Cette proposition ne pouvait pas mieux tomber vu l'exiguïté que m'imposent ces derniers jours.

- Yakashi, tu m'es précieux. Laisse-moi récupérer mon biper et je te rejoins dans la salle de consultations.

Il sourit et me dit que la patiente devrait arriver dans un quart d'heure.

Une fois mon biper en poche, je parcours à nouveau le couloir qui m'amène au service ethnopsychiatrique. Une sensation de légèreté à l'idée de découvrir la richesse de la prochaine heure m'étreint.
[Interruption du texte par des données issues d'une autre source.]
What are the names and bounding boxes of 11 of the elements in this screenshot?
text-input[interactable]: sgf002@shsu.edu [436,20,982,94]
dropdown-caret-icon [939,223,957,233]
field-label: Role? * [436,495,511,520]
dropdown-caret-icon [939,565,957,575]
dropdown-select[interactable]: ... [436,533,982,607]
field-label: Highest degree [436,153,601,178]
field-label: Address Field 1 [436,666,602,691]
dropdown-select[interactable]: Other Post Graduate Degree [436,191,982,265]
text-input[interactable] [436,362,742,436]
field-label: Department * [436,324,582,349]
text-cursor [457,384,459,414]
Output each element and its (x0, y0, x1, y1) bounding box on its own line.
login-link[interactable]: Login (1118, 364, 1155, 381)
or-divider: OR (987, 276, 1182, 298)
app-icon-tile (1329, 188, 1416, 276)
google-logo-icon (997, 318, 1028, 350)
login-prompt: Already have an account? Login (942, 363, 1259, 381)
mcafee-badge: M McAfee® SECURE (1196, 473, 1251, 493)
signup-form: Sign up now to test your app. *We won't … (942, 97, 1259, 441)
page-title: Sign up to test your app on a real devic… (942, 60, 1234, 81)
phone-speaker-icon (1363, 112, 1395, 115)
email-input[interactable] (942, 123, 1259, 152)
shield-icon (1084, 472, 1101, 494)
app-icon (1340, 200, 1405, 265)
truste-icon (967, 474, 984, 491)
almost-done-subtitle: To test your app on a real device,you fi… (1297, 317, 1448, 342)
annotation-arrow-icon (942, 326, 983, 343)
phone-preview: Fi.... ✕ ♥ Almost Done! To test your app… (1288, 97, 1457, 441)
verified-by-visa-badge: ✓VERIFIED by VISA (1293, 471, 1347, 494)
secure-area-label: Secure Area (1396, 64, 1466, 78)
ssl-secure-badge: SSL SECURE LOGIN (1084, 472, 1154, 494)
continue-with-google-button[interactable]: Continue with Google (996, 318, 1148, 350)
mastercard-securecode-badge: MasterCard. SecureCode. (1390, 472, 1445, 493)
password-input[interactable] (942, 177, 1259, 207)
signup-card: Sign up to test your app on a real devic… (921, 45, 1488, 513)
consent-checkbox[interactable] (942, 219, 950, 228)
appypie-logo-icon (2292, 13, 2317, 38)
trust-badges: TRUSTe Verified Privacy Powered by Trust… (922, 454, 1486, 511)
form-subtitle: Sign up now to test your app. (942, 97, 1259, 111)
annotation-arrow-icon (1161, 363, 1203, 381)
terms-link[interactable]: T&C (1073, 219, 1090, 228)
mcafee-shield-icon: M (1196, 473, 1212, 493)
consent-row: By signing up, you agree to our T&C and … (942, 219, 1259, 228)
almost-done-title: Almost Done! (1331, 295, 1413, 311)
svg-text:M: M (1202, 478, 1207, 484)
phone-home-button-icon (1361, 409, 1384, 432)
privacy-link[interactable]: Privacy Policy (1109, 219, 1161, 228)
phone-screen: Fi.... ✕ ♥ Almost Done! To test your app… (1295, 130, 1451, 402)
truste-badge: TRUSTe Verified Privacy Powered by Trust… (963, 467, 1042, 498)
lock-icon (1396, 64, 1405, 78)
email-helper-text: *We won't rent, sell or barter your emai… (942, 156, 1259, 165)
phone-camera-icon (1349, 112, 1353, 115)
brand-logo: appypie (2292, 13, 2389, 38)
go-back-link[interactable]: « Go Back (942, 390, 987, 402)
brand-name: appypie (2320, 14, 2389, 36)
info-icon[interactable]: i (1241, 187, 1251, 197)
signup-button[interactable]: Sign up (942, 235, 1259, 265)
Quand je réalise que la douce chaleur ardemment désirée en période de flou est finalement là, je ne peux m'empêcher de sourire à mon internalité.

Devant la porte des consultations, je vois le dos d'une dame plus grande que moi. Elle retire un voile couvrant une partie de ses cheveux et l'enfourne dans un énorme sac, visiblement rempli d'autres voiles. À mesure que j'arrive vers ma destination, elle fait les cent pas en tirant sur le col de son pull d'hiver.

- Tout va bien madame ?

Elle m'adresse un regard plein d'appréhension.

- Je ne peux pas entrer dans cette salle. Trop de monde, beaucoup trop. Je ne peux pas.

Elle semble étouffer de chaleur, s'accroupit pour se mettre dos au mur. Je m'agenouille. Au bord de la crise d'anxiété, elle déverse des paroles par flot. Cette dame semble s'être éloignée du réel, elle parait déconnectée.

Elle me raconte qu'elle a été voir des prêtres, des chamans, des magiciens. Que des êtres viennent la voir de nuit et s'imposent. Je la sens plonger en mes yeux ouverts à ce qu'elle porte.

Je suis en train de vivre quelque chose de totalement opposé à mon expérience avec Yeri. Face à son silence de cathédrale, cette dame fait preuve d'une logorrhée aussi incroyable que confuse après un simple « tout va bien ». Je me sens à la fois submergée et heureuse par ces confidences spontanées. Enfin, une connexion !

C'est à ce moment que Yakashi sortit de la pièce pour accueillir la patiente. Nous l'aidons à se relever, l'installons et prenons place dans une petite pièce.

Les consultations d'ethnopsychiatrie sont spéciales. Destinées à des personnes aux cultures différentes, elles n'accueillent pas un mais plusieurs praticiens.

À droite de Yakashi se trouvent un psychiatre, une psychanalyste et deux étudiants. À sa gauche, je prends place. À côté de moi, se trouve également une assistante. Tous peuvent intervenir. Alors que nous nous apprêtons à commencer, une pédopsychiatre arrive. Je lui cède ma place et m'assieds au sol, juste en face de la patiente.

Elle tremble beaucoup et répète des mots qu'on décrypte difficilement.

- Je pense que vous en êtes capable, dit Yakashi.

Je suis complètement subjuguée par sa présence. Je me demande ce qu'elle a pu vivre pour être si déphasée... Elle inspire l'empathie et l'intrigue tant elle dépeint avec les autres individus présents dans cette petite salle qui échangent calmement entre eux.

Et alors que je me perds en pensées, la patiente s’effondre au sol.